Besides, if our way of life is so worthy of being defended at any cost, why do we need so many homeless shelters, alcohol and drug rehab centers, rape crisis hotlines, battered women's shelters, and suicide hotlines? Why does a sexual assault occur every 2 1/2 minutes?
If America is the world's shining light, why are its citizens left with no choice but to organize to protect human, environmental, civil, & animal rights? Why can't we drink the water or breathe the air without the risk of becoming ill from corporate-produced toxins?
If America is the zenith of human social order, why does our vaunted "way of life" provoke terror both as a tactic and an emotion?
Whether we want to admit it or not, our “way of life” was built on a nearly exterminated indigenous population, the African slave trade, and all those killed in places like Hiroshima, Nagasaki, Southeast Asia, Central America, the Middle East, etc. It was built on stolen land with stolen oil. Our way of life was built on terror.
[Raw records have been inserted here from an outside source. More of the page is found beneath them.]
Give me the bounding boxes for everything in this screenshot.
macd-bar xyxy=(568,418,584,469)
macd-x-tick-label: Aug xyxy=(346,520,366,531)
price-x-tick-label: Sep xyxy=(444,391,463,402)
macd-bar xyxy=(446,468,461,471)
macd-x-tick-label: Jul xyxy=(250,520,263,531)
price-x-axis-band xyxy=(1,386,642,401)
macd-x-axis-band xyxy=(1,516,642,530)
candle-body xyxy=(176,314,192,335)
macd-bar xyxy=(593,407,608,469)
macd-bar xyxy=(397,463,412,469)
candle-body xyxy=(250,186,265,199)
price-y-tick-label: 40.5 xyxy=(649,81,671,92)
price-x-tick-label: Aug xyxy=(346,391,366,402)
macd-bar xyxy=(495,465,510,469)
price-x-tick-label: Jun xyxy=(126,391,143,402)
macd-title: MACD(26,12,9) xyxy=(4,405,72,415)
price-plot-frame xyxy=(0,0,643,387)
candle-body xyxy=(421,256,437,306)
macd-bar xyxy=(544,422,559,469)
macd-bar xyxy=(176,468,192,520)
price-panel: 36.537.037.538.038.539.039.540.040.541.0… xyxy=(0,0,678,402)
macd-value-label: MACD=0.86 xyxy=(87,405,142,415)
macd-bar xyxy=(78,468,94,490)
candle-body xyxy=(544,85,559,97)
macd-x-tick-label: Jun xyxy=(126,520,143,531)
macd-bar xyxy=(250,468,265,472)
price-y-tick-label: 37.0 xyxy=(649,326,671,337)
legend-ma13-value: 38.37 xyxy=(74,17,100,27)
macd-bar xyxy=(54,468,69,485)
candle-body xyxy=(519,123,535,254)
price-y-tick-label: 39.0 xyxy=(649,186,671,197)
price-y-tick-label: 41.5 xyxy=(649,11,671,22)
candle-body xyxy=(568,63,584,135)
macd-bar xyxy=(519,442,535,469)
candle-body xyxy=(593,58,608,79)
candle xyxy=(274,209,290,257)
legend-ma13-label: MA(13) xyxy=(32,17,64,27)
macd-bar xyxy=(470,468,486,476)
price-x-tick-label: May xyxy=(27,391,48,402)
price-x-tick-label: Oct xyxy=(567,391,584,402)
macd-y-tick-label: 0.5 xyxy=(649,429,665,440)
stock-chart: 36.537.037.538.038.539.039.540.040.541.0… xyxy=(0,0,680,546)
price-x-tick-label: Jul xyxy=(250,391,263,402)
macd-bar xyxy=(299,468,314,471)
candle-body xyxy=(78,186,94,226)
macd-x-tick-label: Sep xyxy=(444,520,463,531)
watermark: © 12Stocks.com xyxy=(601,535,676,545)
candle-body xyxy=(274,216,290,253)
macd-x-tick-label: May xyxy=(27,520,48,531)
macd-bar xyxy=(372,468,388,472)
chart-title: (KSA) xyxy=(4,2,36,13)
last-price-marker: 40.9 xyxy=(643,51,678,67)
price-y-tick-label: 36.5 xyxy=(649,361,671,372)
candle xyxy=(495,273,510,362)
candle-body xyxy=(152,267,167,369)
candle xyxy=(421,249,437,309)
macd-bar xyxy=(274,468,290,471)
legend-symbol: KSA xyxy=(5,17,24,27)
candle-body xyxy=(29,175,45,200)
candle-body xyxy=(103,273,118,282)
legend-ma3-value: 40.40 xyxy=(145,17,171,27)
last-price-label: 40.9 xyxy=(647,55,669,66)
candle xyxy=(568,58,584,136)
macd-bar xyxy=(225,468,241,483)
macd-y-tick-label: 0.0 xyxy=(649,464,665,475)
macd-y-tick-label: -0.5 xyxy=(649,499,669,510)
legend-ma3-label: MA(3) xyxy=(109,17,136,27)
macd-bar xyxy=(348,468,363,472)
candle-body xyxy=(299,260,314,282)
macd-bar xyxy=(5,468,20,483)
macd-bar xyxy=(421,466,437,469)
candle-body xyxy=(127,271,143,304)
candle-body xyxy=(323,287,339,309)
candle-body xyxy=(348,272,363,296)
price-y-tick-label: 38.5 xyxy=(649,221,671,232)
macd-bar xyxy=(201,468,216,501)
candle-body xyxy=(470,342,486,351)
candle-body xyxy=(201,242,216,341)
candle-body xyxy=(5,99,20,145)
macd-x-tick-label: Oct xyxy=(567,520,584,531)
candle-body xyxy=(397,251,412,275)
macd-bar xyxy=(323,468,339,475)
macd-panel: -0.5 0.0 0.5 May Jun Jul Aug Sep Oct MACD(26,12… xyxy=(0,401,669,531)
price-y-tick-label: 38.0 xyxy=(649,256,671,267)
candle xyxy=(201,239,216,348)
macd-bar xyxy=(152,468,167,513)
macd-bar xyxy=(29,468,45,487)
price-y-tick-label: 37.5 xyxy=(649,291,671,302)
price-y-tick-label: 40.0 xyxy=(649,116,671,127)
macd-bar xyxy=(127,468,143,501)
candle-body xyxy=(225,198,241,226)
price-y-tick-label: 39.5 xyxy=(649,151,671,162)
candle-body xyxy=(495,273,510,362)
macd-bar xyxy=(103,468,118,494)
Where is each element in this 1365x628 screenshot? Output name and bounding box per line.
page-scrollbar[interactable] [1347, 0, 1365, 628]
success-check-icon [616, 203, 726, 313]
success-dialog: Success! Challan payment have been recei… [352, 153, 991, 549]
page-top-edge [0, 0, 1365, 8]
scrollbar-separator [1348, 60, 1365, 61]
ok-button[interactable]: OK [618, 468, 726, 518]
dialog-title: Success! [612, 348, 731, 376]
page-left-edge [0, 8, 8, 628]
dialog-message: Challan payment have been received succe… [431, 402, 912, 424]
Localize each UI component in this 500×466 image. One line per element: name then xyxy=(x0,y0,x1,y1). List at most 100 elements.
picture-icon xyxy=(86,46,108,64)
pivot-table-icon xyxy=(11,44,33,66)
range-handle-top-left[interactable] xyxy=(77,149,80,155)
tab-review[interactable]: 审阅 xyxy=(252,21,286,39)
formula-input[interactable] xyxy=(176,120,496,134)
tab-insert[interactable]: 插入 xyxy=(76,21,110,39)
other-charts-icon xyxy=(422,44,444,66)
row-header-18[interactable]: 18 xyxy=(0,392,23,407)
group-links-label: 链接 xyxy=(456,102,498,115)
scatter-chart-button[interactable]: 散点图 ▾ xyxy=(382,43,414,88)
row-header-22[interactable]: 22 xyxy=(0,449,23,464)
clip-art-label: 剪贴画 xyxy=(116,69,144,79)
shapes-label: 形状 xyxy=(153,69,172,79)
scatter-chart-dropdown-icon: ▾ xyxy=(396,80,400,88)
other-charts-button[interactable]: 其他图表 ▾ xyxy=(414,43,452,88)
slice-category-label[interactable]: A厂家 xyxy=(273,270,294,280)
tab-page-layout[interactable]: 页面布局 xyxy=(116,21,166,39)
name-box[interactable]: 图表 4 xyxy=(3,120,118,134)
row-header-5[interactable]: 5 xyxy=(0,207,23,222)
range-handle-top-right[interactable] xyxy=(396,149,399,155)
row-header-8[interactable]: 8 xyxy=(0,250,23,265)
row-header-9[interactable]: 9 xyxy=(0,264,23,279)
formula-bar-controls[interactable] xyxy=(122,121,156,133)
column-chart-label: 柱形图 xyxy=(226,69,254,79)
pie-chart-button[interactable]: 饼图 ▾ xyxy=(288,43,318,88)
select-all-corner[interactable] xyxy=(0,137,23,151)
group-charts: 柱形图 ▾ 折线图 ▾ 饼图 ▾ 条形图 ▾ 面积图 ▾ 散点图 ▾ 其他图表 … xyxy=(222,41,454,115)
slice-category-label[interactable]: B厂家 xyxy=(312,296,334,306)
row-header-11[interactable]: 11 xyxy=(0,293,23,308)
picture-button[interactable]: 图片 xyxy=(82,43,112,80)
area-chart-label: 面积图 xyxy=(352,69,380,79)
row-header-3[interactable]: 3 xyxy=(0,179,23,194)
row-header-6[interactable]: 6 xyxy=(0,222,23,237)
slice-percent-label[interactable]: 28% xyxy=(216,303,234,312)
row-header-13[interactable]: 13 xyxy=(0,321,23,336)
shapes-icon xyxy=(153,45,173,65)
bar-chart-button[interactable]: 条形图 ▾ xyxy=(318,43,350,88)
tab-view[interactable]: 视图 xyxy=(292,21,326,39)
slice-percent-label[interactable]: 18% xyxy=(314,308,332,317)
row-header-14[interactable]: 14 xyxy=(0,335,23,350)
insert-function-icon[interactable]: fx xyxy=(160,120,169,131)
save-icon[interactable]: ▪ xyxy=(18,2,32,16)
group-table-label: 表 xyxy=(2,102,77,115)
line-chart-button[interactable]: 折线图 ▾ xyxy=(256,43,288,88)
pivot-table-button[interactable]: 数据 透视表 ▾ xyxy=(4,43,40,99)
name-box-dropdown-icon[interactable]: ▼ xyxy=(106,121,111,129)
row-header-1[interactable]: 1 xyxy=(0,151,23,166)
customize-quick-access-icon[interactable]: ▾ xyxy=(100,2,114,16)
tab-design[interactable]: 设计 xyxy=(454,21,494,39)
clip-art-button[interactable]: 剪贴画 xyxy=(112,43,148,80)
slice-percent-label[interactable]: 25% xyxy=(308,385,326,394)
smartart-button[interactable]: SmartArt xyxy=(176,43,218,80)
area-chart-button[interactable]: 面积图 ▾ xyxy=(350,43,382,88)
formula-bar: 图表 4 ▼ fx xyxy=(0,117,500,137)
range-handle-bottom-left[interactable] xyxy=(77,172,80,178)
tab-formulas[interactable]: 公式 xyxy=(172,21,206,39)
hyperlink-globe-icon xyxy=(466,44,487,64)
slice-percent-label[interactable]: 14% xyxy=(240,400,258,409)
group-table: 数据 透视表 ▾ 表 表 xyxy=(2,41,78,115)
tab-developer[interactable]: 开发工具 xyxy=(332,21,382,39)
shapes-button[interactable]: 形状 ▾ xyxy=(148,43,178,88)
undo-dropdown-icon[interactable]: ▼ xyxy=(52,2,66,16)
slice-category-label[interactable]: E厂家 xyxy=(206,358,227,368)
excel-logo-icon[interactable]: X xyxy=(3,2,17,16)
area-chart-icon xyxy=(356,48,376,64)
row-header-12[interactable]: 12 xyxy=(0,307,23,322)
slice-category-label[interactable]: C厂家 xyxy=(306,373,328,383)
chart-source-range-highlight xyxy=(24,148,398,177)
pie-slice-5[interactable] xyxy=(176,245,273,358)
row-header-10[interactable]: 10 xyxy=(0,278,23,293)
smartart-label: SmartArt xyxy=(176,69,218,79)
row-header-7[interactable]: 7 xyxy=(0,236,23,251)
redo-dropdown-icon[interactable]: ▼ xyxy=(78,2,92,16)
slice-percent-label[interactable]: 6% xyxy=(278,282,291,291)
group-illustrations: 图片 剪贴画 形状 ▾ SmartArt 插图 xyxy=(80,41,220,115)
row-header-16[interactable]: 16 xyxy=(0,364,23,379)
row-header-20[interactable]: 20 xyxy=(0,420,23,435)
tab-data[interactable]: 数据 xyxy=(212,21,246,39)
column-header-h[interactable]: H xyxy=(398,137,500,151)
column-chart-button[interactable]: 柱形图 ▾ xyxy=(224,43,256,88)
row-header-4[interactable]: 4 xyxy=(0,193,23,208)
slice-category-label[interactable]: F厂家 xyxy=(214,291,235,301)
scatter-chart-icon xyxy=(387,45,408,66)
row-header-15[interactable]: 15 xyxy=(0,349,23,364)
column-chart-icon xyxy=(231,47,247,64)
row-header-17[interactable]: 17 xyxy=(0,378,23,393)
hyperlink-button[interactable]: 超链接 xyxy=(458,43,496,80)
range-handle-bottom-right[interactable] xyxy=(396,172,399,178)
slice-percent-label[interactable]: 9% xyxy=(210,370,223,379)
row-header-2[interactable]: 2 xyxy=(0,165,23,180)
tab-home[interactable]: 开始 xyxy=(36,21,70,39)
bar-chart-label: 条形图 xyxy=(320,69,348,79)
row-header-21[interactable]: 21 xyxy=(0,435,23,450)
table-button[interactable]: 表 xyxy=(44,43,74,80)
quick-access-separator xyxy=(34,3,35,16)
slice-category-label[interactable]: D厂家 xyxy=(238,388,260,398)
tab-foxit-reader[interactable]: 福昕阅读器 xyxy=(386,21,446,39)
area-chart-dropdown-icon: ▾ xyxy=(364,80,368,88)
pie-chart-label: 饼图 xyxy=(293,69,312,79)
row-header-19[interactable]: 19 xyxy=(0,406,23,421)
For an example of such terror, I’ll look back to the “good war” (a phrase in which Studs Terkel said the noun and adjective don’t match): In early 1945, US General Curtis LeMay and his 21st Bomber Command laid siege on the poorer areas of Japan’s large cities. On March 9-10, the target was Tokyo, where tightly packed wooden buildings took the brunt of 1665 tons of incendiary bombs. By design, the attack area was 87% residential. By May 1945, LeMay’s campaign had killed an estimated 672,000 Japanese civilians. An aide to MacArthur called the raids “one of the most ruthless and barbaric killings of non-combatants in all history.” Secretary of War Henry Stimson worried that US would “get the reputation for outdoing Hitler in atrocities.” LeMay himself said: “I suppose if I had lost the war, I would have tried as a war criminal. Fortunately, I was on the winning side.”